On January 1, 2020, California’s new worker classification bill, Assembly Bill 5 (AB 5), will take effect, extending “employee” status and the protections that come with it to potentially thousands of workers. AB 5 changes the test for determining whether a worker is an employee or independent contractor and will make it harder for California businesses to classify their workers as independent contractors.
AB 5 codifies and significantly expands the 2018 California Supreme Court decision, Dynamex Operations West, Inc. v. Superior Court of Los Angeles, 416 P.3d 1 (Cal. 2018). In Dynamex, the court adopted the restrictive ABC test for determining whether a worker is an employee or independent contractor for purposes of wage and benefit claims. Under the ABC test, workers are presumed to be employees unless the hiring business shows that:
- The worker operates anonymously and is free from the control and direction of the hiring entity in connection with the performance of the work, both under the contract for the performance of the work and in fact;
- The worker performs work that is outside the usual course of the hiring entity’s business; and
- The worker is customarily and independently engaged in trade, occupation, or business of the same nature as that involved in the work performed.
Under Dynamex, the ABC test was limited to claims for violations of the obligations imposed by wage orders issued by the Industrial Welfare Commission (IWC). Under the new law, however, if the hiring business cannot meet all three prongs of the ABC test, the worker is considered an employee and is eligible for all the rights and protections enjoyed by employees under both the California Labor Code and the Unemployment Insurance Code, including minimum wage, workers’ compensation, unemployment insurance, paid sick leave, and paid family leave. Claims for such benefits and remedies can be pursued individually, or on behalf of a group or class of misclassified contractors.
While AB 5 expands Dynamex to cover more workplace protections, it expressly exempts workers in certain occupations from the ABC Test. These exempt occupations include: licensed insurance agents, certain licensed health care professionals, registered securities broker-dealers or investment advisors, direct sales salespersons, real estate licensees, commercial fishermen, workers providing licensed barber or cosmetology services, and others performing work under a contract for “professional services” with another business entity. AB 5 also includes a list of additional exemptions that have their own factors which must be established in order for the ABC test to not apply.
However, even if a worker is exempt from the ABC Test under AB 5, the hiring business is not automatically safe from contractor classification scrutiny. The exempt business must still establish that the worker is a contractor, but in that case, the worker will be analyzed under the more flexible Borello test. The Borello test requires a consideration of several factors related to the amount of control an employer exerts over a worker, and no single factor alone is determinative.
In addition to the increased scrutiny on worker classifications, AB 5 also significantly increases the risk of non-compliance for businesses that engage workers as independent contractors in California. AB 5 goes beyond Dynamex by implementing aggressive new government enforcement mechanisms and imposing the more severe monetary penalties provided by the California Labor Code. Under AB 5, businesses will be exposed to the wide range of Labor Code remedies, such as the obligation to reimburse “employees” for their expenses and losses.

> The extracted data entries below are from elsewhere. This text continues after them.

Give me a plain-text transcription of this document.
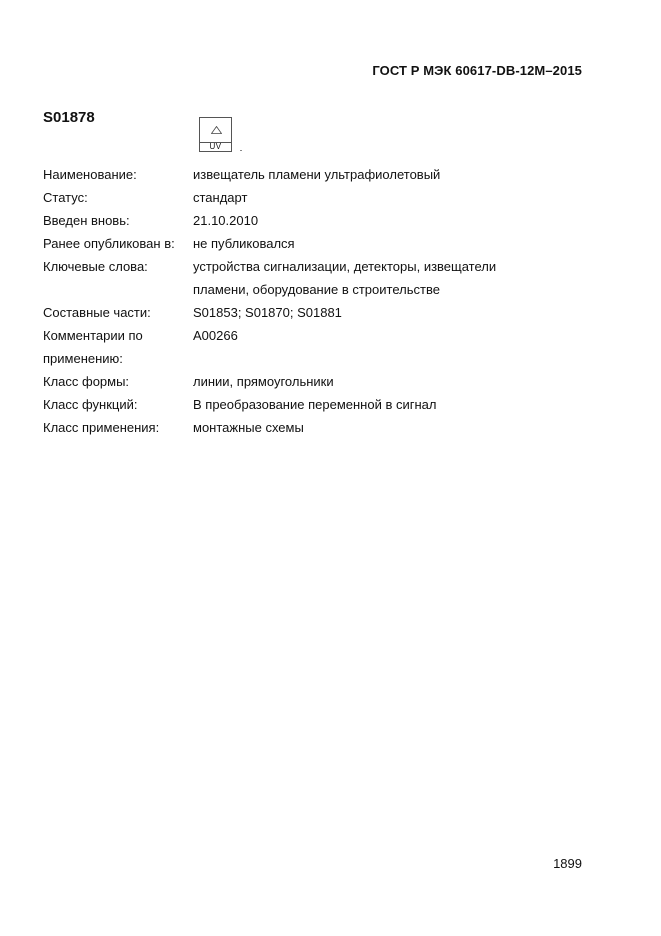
ГОСТ Р МЭК 60617-DB-12M–2015
S01878
UV
Наименование:	извещатель пламени ультрафиолетовый
Статус:	стандарт
Введен вновь:	21.10.2010
Ранее опубликован в:	не публиковался
Ключевые слова:	устройства сигнализации, детекторы, извещатели
пламени, оборудование в строительстве
Составные части:	S01853; S01870; S01881
Комментарии по применению:
A00266
Класс формы:	линии, прямоугольники
Класс функций:	В преобразование переменной в сигнал
Класс применения:	монтажные схемы
1899
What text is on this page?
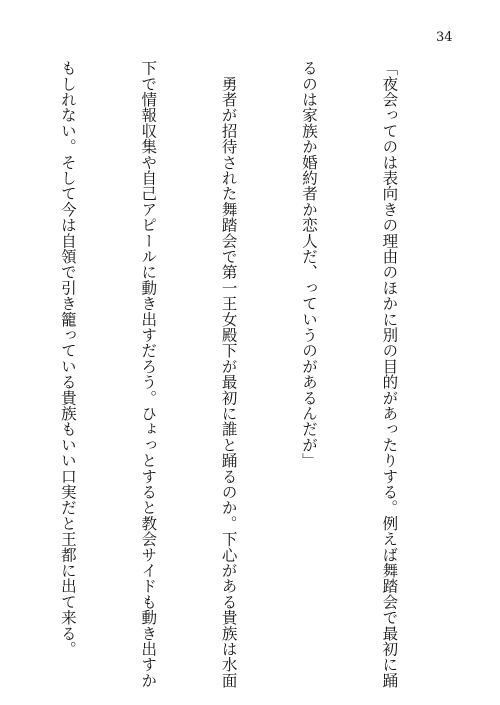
34

「夜会ってのは表向きの理由のほかに別の目的があったりする。例えば舞踏会で最初に踊

るのは家族か婚約者か恋人だ、っていうのがあるんだが」

　勇者が招待された舞踏会で第一王女殿下が最初に誰と踊るのか。下心がある貴族は水面

下で情報収集や自己アピールに動き出すだろう。ひょっとすると教会サイドも動き出すか

もしれない。そして今は自領で引き籠っている貴族もいい口実だと王都に出て来る。
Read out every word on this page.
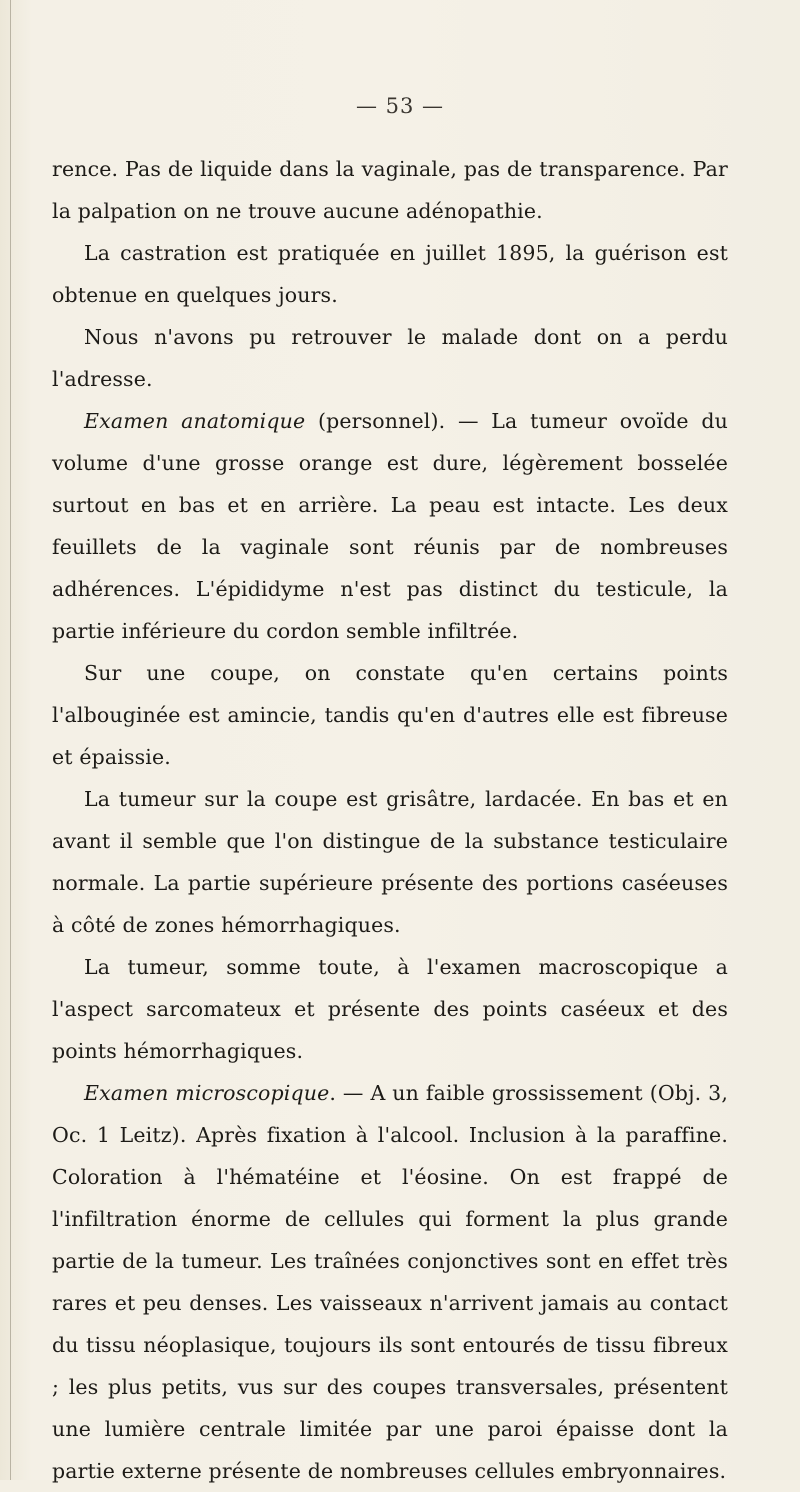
— 53 —

rence. Pas de liquide dans la vaginale, pas de transparence. Par la palpation on ne trouve aucune adénopathie.

La castration est pratiquée en juillet 1895, la guérison est obtenue en quelques jours.

Nous n'avons pu retrouver le malade dont on a perdu l'adresse.

Examen anatomique (personnel). — La tumeur ovoïde du volume d'une grosse orange est dure, légèrement bosselée surtout en bas et en arrière. La peau est intacte. Les deux feuillets de la vaginale sont réunis par de nombreuses adhérences. L'épididyme n'est pas distinct du testicule, la partie inférieure du cordon semble infiltrée.

Sur une coupe, on constate qu'en certains points l'albouginée est amincie, tandis qu'en d'autres elle est fibreuse et épaissie.

La tumeur sur la coupe est grisâtre, lardacée. En bas et en avant il semble que l'on distingue de la substance testiculaire normale. La partie supérieure présente des portions caséeuses à côté de zones hémorrhagiques.

La tumeur, somme toute, à l'examen macroscopique a l'aspect sarcomateux et présente des points caséeux et des points hémorrhagiques.

Examen microscopique. — A un faible grossissement (Obj. 3, Oc. 1 Leitz). Après fixation à l'alcool. Inclusion à la paraffine. Coloration à l'hématéine et l'éosine. On est frappé de l'infiltration énorme de cellules qui forment la plus grande partie de la tumeur. Les traînées conjonctives sont en effet très rares et peu denses. Les vaisseaux n'arrivent jamais au contact du tissu néoplasique, toujours ils sont entourés de tissu fibreux ; les plus petits, vus sur des coupes transversales, présentent une lumière centrale limitée par une paroi épaisse dont la partie externe présente de nombreuses cellules embryonnaires.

Companies operating in California that rely on independent contractors will likely have to re-evaluate their business models once AB 5 goes into effect in January 2020. In addition, because of how the law is written, its reach may extend to companies outside of California if those companies contract with independent contractors who work within California, even on a limited basis. Because AB 5 opens the door to misinterpretation, uncertainty, and future litigation with more severe penalties, companies that engage California workers should undertake a comprehensive review of their worker classifications and consult with legal counsel to assist in determining whether and how their particular business will be affected and to ensure compliance under the new law.